With everything that had happened until that point, I was definitely not going to accept their offer and there was nothing they could do to convince me otherwise. The man let out a sigh and he pushed even harder. He said since I had enough in the bank, it’s certainly a good idea for me to invest it with them because of all the benefits I’ll receive.
Now, I can’t forget this next part of his speech.
He said that if I was to walk around in the mall and break P10,000 ($200) worth of merchandise, I’ll lose the money anyway by paying for it.
I jokingly said “I’d run before anyone saw it.”
They didn’t laugh.
A few seconds later, I thought of the fallacy of that argument. Sure, I had enough to pay in case I break something, but was I actually gonna break something that day? Of course not. I kept it to myself.
Next, he told me that this was my only chance to accept the investment. If I leave now, then even if I came back later and waved hundreds of thousands of pesos at them they won’t ever let me in. That got me thinking. I considered their offer again, but I still decided against it even though I might regret passing over that opportunity.
THEN I realized something…
What they were doing was similar to a shop permanently banning any customer who came in without buying anything. That’s bad business. If they treated ALL their potential customers that way, they’ll quickly go bankrupt. It just didn’t make sense.
I realized they were LYING.
Now I was mad.
To be fair, their sales strategy was good. From the way they lured me in with the “win a free car” offer, to the small requests (foot-in-the-door), from establishing rapport (the lady’s initial friendliness), to the comprehensive explanation of their policies’ benefits and the yes-set close attempt, it was good.

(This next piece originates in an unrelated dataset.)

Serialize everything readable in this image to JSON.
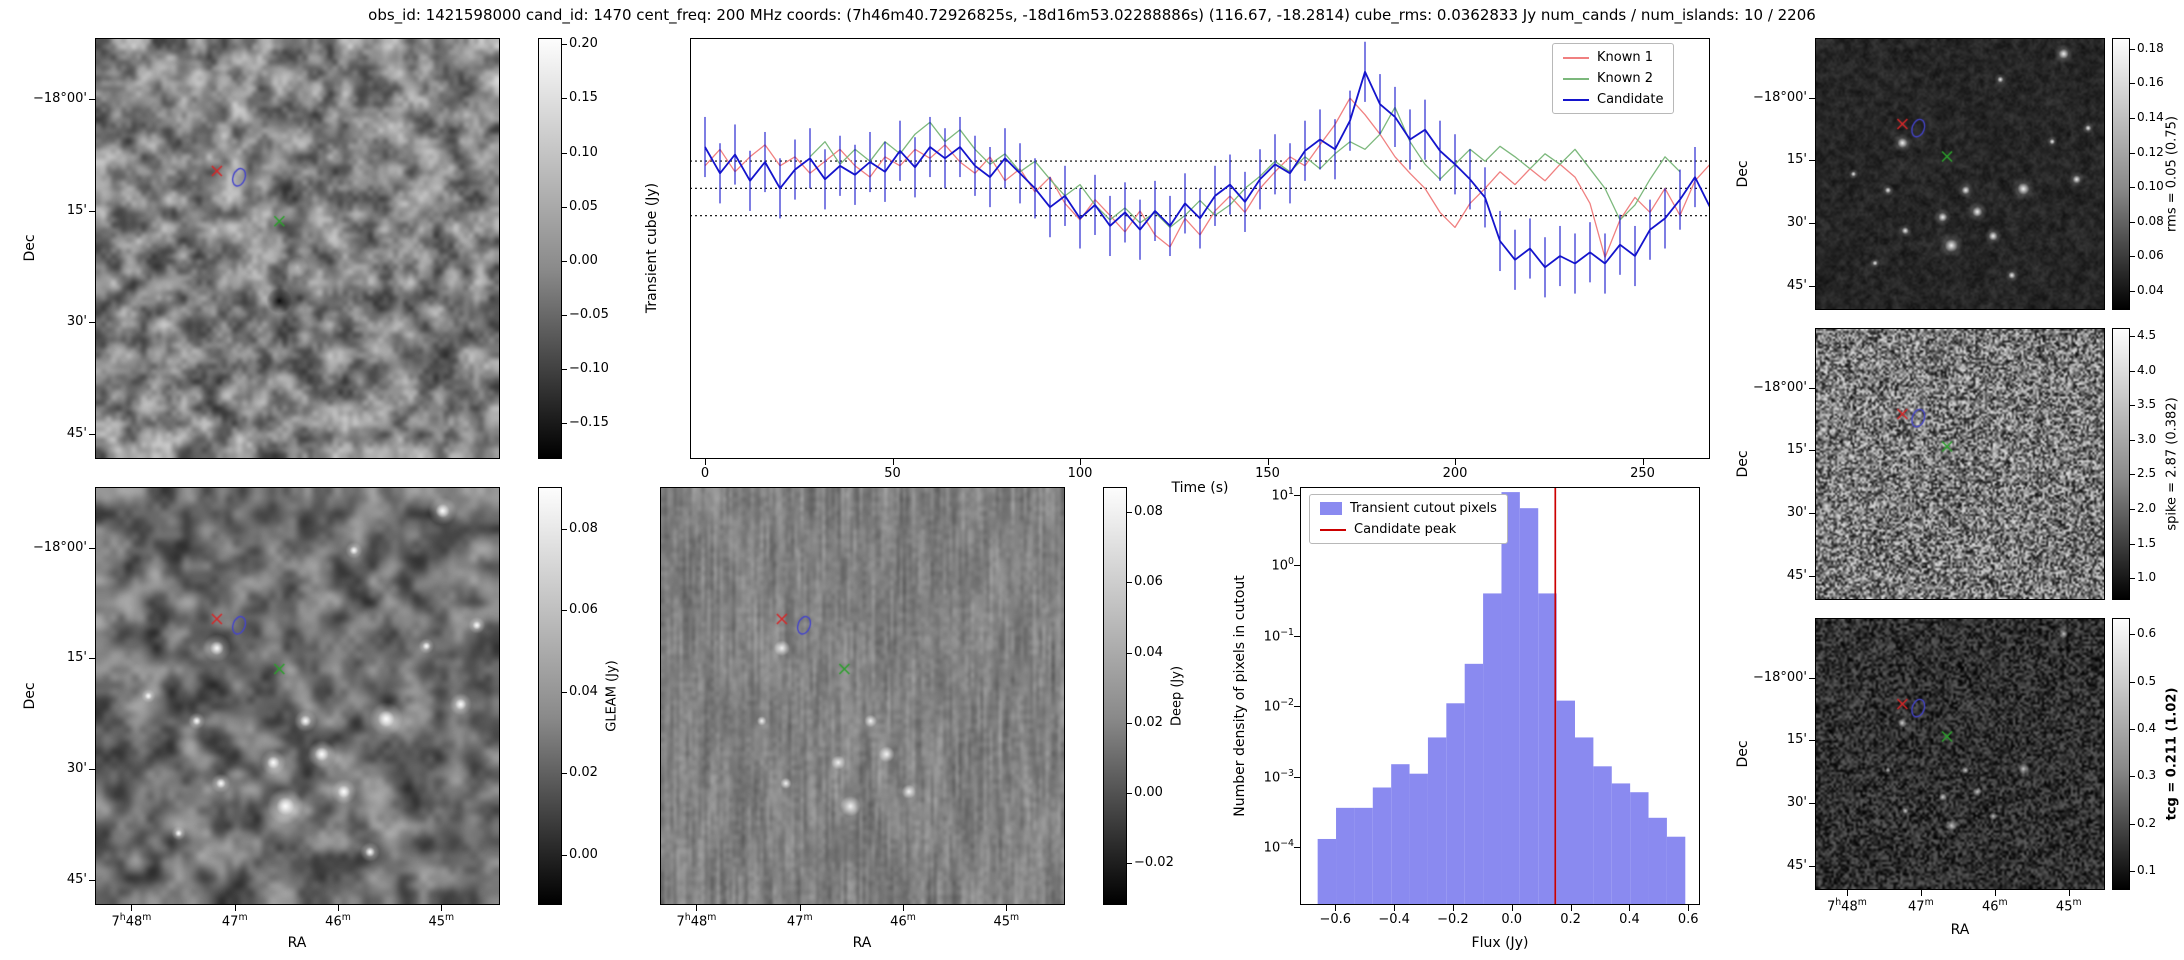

But when they lied to me like that with the “false scarcity” sales technique (similar to “limited time only” sales and “last 10 in stock” announcements when they really had thousands), they went way too far. That friendly and flirty interaction with that saleslady earlier? I’ve confirmed that it was all just an act and it felt VERY insulting. There’s a reason why integrity is an ingredient of success.
I wanted to leave, but it didn’t seem like they’d let me until they get my money.
I sat there quietly and looked around the room. I’ve been in some potentially dangerous situations before in the streets of Manila, and I was considering the worst possible scenario. The room was empty except for a few other employees. The old man’s “what if you accidentally break something in the mall” comment now sounded like a threat. Were they going to break something in the mall, blame it on me, and make me pay? Or will they do something worse while they had me cornered in that secluded office?
I won’t let that happen. Not without a fight.
A few moments passed and I believe the two salespeople in front of me sensed that I was uneasy. Since their sales strategy was going nowhere, they finally allowed me to leave.
I met the receptionist again at the lobby and she was still as jolly as when I met her earlier. She was oblivious to what happened inside. She then led me to a large touch-screen TV with the free car raffle. There was a number on top and a set of spinning numbers at the bottom. I had to match them all in order to win.
I knew it was bullshit so I simply pressed the buttons to get it over with. As if they’d give me the one-in-a-billion chance of winning, if there even is a chance. The numbers didn’t match of course, and they were finally done with me. I was finally able to leave.
It was already past 9pm at that point and the mall was already closing. I left the building and took the train home. I never got to attend the convention that day.